Pluimveevoeding – Een nieuwe matrixwaarde voor methionine-vervanging?
In vleeskuikenvoer kan het financieel aantrekkelijk zijn om betaine en choline te verhogen om op methionine te besparen. Algemeen wordt aangenomen dat betaine en choline tot wel 25% van het totaal methionine kunnen vervangen in het voer. Onduidelijk is welke hoeveelheid betaine of choline daadwerkelijk 1% methionine vervangt. Aangezien vleeskuikenvoer al veel natuurlijk aanwezig betaine en choline bevat is het daarom de vraag hoeveel betaine of choline er daadwerkelijk nog toegevoegd moet worden om methionine in het voer te besparen?
De choline behoefte van vleeskuikens is ten minste 1,200 mg/kg.
Choline, betaine en methionine hebben een nauwe en ingewikkelde relatie. Choline speelt een unieke rol in het centraal zenuwstelsel, ondersteunen van de lever en integriteit van de celmembraan. Daarnaast kan choline worden geoxideerd in het mitochondrion van de cel. Hierdoor wordt betaine gevormd dat functioneert als labiele methylgroepdonor. Wanneer betaine een methylgroep afgeeft wordt S-adenosyl methionine gevormd. Dit is een essentieel onderdeel voor de vorming van zowel cysteïne als carnitine. Cysteïne is essentieel voor de eiwitsynthese en carnitine ondersteunt het transport van langketenige vetzuren langs het celmembraan.
De behoefte van vleeskuikens aan choline is tenminste 1,200 mg/kg voer. Een toevoeging van 2,000 mg/kg choline doet de technische prestaties nog verder stijgen, weliswaar met afnemende meeropbrengsten. Een typisch Europees vleeskuikenvoer op tarwe basis, bevat ongeveer 1,000 – 1,200 mg/kg natuurlijk aanwezig choline en een gelijke hoeveelheid natuurlijk aanwezig betaine. Een typisch Amerikaans vleeskuikenvoer op mais-soja basis biedt daarentegen een gelijke hoeveelheid natuurlijk aanwezig choline maar mist de aanwezigheid van natuurlijk aanwezig betaine.
Figuur 1 Overzicht van de nauwe en ingewikkelde relatie van choline, betaine en methionine
Uit onderzoek blijkt dat wanneer voldoende methionine in het dieet aanwezig is maar onvoldoende labiele methylgroepdonors (i.e. choline, betaine) de prestaties van vleeskuikens suboptimaal zijn.

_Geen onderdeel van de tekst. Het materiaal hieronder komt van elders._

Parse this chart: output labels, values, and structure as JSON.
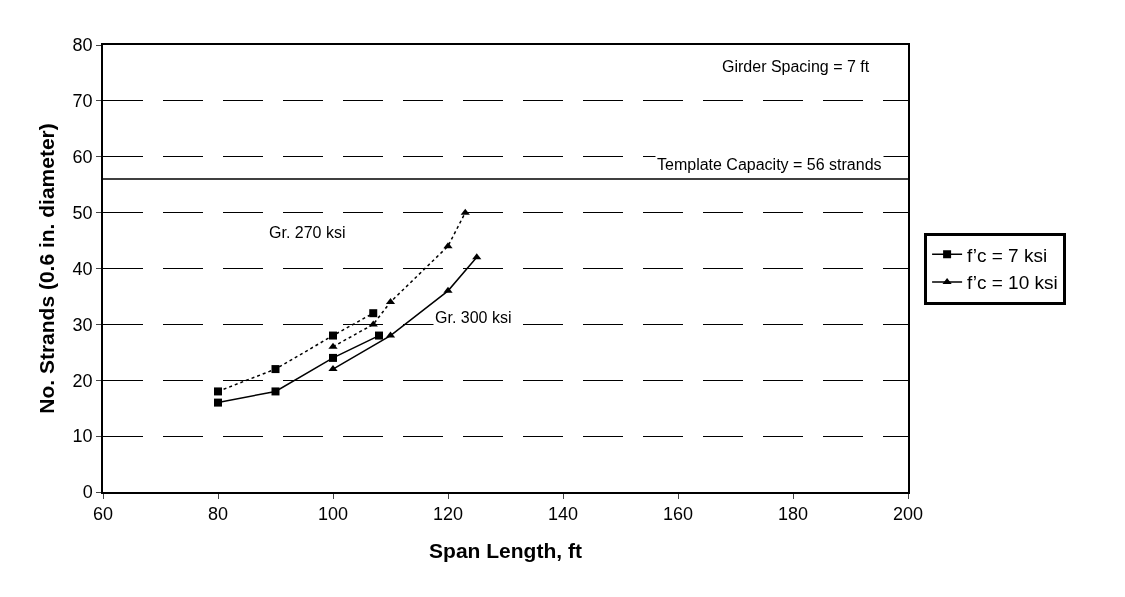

Dit betekent dat vleeskuikens naast een minimale behoefte aan methionine ook een minimale behoefte aan labiele methylgroepdonoren hebben. Gedurende periodes van snelle groei wordt voornamelijk choline als labiele methylgroepdonor gezien. Choline is misschien niet de meest logische keuze aangezien de oxidatie van choline naar betaine in jonge kuikens nauwelijks functioneel is en de inzet van ionofore coccidiostatica de oxidatie van choline verder onderdrukt. Betaine, als methylgroep donor, zou daarom een belangrijke toevoeging zijn in vleeskuikenvoer om methionine te besparen.
Trouw Nutrition R&D heeft recent nieuwe matrixwaarden voor methionine-vervanging bepaald in het NutriOpt portal.
Het Trouw Nutrition Pluimvee Onderzoekscentrum heeft recent een studie afgerond waarin de behoeftes van vleeskuikens aan methionine, betaine en choline zijn onderzocht. Hieruit zijn nieuwe matrixwaarden bepaald.